Versuchsstation des Weltuntergangs”: Viennese Origins of the Debate on Capitalist Decline in Schumpeter, Polanyi, and Hayek

Please cite the paper as:
Alexander Ebner, (2024), “Versuchsstation des Weltuntergangs”: Viennese Origins of the Debate on Capitalist Decline in Schumpeter, Polanyi, and Hayek, World Economics Association (WEA) Conferences, No. 1 2024, Capitalism, Socialism and Democracy 80 years later, Looking at capitalism today in light of its past and possible future


This paper addresses the Viennese intellectual origins of the debate on the decline of contemporary capitalism in the key works of Joseph A. Schumpeter (1883-1950), Karl Polanyi (1886-1964), and Friedrich A. von Hayek (1899-1992). Schumpeter, Polanyi and Hayek have each provided major impulses to the theory of capitalist development, which remain of utmost relevance for current discourses on this subject. Their work is characterized by a common interest in the institutional conditions and long-run perspectives of modern capitalism. Also, they have been decidedly concerned with the advent of socialism and its inherent tendencies of bureaucratisation and authoritarianism. Related to this issue, the relationship between capitalism, socialism, and democracy proved to be a key issue in their major works that were published in the mid-1940s, at the height of World War II: Schumpeter’s “Capitalism, Socialism, and Democracy” (1942), Polanyi’s “Great Transformation” (1944), and Hayek’s “Road to Serfdom” (1944). In fact, in view of these majorworks, their contributions stand for specific paradigmatic visions that were informed by the contemporary crisis of classical political and economic liberalism, pragmatically approximated in terms of Schumpeterian conservatism, Polanyian social democratic institutionalism, and Hayekian liberalism.

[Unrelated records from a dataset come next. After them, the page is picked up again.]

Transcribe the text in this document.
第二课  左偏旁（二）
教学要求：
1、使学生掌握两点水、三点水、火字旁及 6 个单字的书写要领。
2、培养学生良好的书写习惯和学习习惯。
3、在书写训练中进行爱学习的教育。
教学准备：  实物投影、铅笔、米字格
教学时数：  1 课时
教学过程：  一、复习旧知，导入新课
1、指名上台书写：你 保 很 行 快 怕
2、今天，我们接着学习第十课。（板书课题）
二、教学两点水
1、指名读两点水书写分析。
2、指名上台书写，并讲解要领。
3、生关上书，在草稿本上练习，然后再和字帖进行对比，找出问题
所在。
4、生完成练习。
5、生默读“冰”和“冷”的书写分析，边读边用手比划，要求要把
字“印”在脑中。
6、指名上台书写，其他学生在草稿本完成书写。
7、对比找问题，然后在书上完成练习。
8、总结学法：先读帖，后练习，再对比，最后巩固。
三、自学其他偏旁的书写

Even in outlining the differences between their approaches, one needs to account for complementary orientations. Schumpeter highlighted the historically specific role of entrepreneurship and innovation in economic development. According to him, the economic process would breed an institutional and cultural decomposition of modern capitalism. Democracy would prove to be incompatible with the rise of socialism due to its bureaucratic character. Polanyi’s work contributed to the groundwork of institutionalist reasoning on the relationship between market, state and social community. Its key concern addressed the embeddedness of market processes in non-market institutions as a means of societal stabilisation in the face of market-driven uncertainty. State bureaucracies, however, might hinder participatory democratic approaches in the formation ofwelfare states. Hayek put a focus on rule-based based market competition as a mechanism of knowledge coordination. An interventionist state would hinder the functioning of the market systemand thus threaten the liberal order. In this way, authoritarian socialism would contradict classical democratic ideals.

2 comment

  • Arturo Hermann says:

    The paper identifies significant parallels indeed, which I see in particular between Schumpeter and Hayek. There is a central difference, however: whereas Schumpeter considers ineluctable, although not necessarily desirable, the “march into socialism”, Hayek sees the same process as “a road to serfdom” that, however, can be stopped by neoliberal policies. And in fact he was a leading exponent of the Mont Pelerin society that also inspired the neoliberal policies the 1980s. The points that Hayek have not considered are that (i) the ineluctability of that “march” is not “into socialism” but “into mixed economies” characterised by growing pubblic spending and intervention, even in the countries of most neoliberal persuasion, and this not only for “Schumpeterian” but also for “Keynesian” reasons. And, relatedly, (ii) that market competition is also an institutional phenomenon that requires for its working – as highlighted by, among others, the books of John R. Commons, “Legal Foundation of Capitalism” and “Institutional Economics: Its Place in Politcal Economy” – a well defined set of laws, institutions and policies. So the question becomes how to turn such mixed economies towards a sustainable and equitable society. In this analysis also Karl Polanyi’s theories of “double movement” is very interesting.

  • John Willoughby says:

    Very interesting paper, but note that Schumpeter’s vision of an efficient form of socialism (which he thought was possible) is very different from Stalinist central planning. I think he thought that a more advanced Western Europe would create a superior form of socialism, although he was skeptical that such a system would work well. It would have been interesting to discuss the actual political economic actions of the Red Viennese governments of the interwar era and how Polanyi, Schumpeter and Hayek reacted to them.
    I am not a Hayek scholar, but my impression of his work is that he identifies democracy with economic liberalism, and that he is not at all committed to a system which promotes the contestation for political power among political entrepreneurs if some of the political activists want to suppress the market. He would trade the authoritarian rule of Pinochet for the constitutional governance of Allende as long as the authoritarian supported the disembedded market.